(SurvivalDaily.com) – Evergreens are widely used trees. Though, many people may only see them as Christmas trees. People sometimes plant evergreens around their home or property to provide a wind-block. Plus, we can all agree they look beautiful in the winter. Believe it or not, evergreens can, in fact, save your life one day.
Identifying Different Evergreens
Not all evergreens are created equal. The three main types are conifers, meaning they use cones to reproduce. If you see a tree that has berries, it’s not a conifer and could be toxic. Three types of evergreen trees are used commonly as Christmas trees, providing fuel, food, and glue as well.
- Fir: A good way to remember how to identify a fir tree is, “flat, friendly, fir.” They do not have sharp pointed needles. Instead, the greenery has a flat feathery appearance.
- Pine: Having needles typically longer than that of spruce or fir trees. Generally, needles form in clusters of 2, 3, or 5. Though, depending on the species needles can form in clusters up to 7.
- Spruce: Needles are sharp and pointy, with square shafts, as well as solitary. An easy way to remember spruce trees is, “sharp, square, spruce.”
More Useful Than You Think
Generally, trees with needles contain a sticky sap loaded with turpentine. Turpentine is flammable, a substance made from volatile oils and burnable resins. Once a part of or the whole tree dies the water disappears, leaving the turpentine able to burn freely. This makes evergreen needles and sap great kindling in any climate.

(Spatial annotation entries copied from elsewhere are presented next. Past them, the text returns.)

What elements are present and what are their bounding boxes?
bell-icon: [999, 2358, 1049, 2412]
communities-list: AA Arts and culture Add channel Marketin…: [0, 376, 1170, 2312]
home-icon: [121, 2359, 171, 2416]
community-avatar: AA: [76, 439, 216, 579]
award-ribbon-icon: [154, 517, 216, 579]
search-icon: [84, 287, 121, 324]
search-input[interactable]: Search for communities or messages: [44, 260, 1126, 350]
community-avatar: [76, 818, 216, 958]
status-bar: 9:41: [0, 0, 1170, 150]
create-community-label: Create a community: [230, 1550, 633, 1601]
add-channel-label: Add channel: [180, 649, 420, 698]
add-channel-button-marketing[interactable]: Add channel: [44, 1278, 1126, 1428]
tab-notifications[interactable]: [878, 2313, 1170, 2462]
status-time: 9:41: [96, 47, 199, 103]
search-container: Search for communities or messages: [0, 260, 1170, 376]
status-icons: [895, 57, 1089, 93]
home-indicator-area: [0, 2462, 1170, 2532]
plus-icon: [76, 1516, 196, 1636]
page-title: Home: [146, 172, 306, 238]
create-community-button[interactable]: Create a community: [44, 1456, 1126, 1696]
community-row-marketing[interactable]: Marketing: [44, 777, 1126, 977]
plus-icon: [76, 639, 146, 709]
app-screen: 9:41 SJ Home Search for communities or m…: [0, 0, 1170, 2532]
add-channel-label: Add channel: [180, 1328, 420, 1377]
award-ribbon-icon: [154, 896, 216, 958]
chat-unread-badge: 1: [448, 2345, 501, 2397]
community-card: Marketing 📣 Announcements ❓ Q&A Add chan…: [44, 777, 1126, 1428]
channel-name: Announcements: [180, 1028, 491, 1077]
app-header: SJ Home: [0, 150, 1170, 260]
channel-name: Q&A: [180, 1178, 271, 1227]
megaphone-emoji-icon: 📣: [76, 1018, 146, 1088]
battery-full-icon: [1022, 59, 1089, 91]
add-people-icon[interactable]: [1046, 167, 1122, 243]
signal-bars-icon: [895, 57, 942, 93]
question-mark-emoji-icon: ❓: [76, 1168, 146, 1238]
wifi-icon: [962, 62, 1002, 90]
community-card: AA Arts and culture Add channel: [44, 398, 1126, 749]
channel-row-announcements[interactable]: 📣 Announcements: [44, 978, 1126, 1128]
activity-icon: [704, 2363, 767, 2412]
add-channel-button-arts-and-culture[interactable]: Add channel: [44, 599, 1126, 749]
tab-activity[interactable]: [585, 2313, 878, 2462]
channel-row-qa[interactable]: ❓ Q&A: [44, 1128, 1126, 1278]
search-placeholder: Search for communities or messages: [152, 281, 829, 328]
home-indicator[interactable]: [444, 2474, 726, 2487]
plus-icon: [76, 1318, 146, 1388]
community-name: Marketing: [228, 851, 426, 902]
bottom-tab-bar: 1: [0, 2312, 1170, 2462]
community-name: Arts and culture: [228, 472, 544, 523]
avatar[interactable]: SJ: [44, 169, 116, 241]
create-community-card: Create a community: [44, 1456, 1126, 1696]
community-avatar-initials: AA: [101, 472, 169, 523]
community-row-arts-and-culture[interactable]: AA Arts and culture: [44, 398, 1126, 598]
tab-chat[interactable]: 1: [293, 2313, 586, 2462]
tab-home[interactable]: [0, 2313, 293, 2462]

The sticky sap can be used for something other than starting fires. The flammable part of the sap needs to be removed though. After the turpentine is removed, the sap becomes very solid, the secret to pitch glue. Both old dry sap and new sticky sap can be used to create this substance. You can even use a blend of the two.

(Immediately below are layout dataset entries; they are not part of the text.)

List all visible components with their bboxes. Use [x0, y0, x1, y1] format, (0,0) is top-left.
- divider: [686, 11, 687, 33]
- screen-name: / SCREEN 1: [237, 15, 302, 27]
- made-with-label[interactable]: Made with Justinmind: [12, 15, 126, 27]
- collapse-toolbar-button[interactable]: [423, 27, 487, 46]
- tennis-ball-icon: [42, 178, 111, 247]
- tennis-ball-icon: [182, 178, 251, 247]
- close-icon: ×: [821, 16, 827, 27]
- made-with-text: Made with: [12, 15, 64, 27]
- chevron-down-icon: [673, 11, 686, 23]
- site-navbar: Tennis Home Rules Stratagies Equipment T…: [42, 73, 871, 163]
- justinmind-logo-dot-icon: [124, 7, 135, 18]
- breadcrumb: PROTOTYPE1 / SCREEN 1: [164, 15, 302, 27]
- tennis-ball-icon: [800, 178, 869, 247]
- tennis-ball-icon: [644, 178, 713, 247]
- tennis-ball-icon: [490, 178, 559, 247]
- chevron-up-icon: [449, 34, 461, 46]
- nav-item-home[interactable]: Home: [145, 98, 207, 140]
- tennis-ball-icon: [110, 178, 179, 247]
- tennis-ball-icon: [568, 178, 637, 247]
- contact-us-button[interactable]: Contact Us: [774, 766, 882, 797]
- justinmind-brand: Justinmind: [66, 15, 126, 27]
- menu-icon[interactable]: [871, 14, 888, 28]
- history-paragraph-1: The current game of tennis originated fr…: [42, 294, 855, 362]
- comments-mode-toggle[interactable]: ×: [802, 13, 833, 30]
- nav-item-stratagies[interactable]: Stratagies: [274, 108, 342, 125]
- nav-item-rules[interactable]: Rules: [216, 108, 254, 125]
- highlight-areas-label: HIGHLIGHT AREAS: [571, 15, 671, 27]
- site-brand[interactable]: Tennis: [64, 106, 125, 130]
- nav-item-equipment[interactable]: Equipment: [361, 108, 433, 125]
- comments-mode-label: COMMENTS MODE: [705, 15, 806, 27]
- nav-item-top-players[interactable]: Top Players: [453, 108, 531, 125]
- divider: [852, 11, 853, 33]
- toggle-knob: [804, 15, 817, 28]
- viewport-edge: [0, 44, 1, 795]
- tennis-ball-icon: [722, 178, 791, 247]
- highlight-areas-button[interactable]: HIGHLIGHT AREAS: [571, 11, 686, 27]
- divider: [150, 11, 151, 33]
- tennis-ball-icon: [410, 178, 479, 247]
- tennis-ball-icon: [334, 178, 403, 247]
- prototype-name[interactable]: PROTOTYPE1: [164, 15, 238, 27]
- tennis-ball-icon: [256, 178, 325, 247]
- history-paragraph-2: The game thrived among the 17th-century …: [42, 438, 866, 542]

Using a can that you don’t care about, cook the sap over medium heat. It may catch on fire, but don’t worry, it’s just burning off the turpentine (which is good).
After it’s been cooked for ten minutes, longer for larger batches, add in powdered charcoal and stir thoroughly. This can be used immediately or cooled for storage. When you use it you’ll need to preheat whatever you’re trying to glue. You need to let the glue cool down before handling. This makes a very strong adhesive, largely waterproof, but can be brittle and will melt near heat.
As strange as it may seem, evergreen wood has been known to filter water. Pine is the most commonly used species. The wood is porous enough to allow water to flow through it, but dense enough to filter out bacteria. Cut out a plug about 1 and 1/2 inches long and 3/4 of an inch wide. Insert this piece into a vinyl tube and clamp it in place. Hook the tube to a water container and allow the water to drip. If executed correctly water will seep through the wood and not around the plug.
Truth is, evergreens offer so much more than decoration. You just need to have the knowledge to take advantage of them. Shelter, fuel, food, and many other things can be created through evergreens. Having this knowledge could, in fact, save your life someday.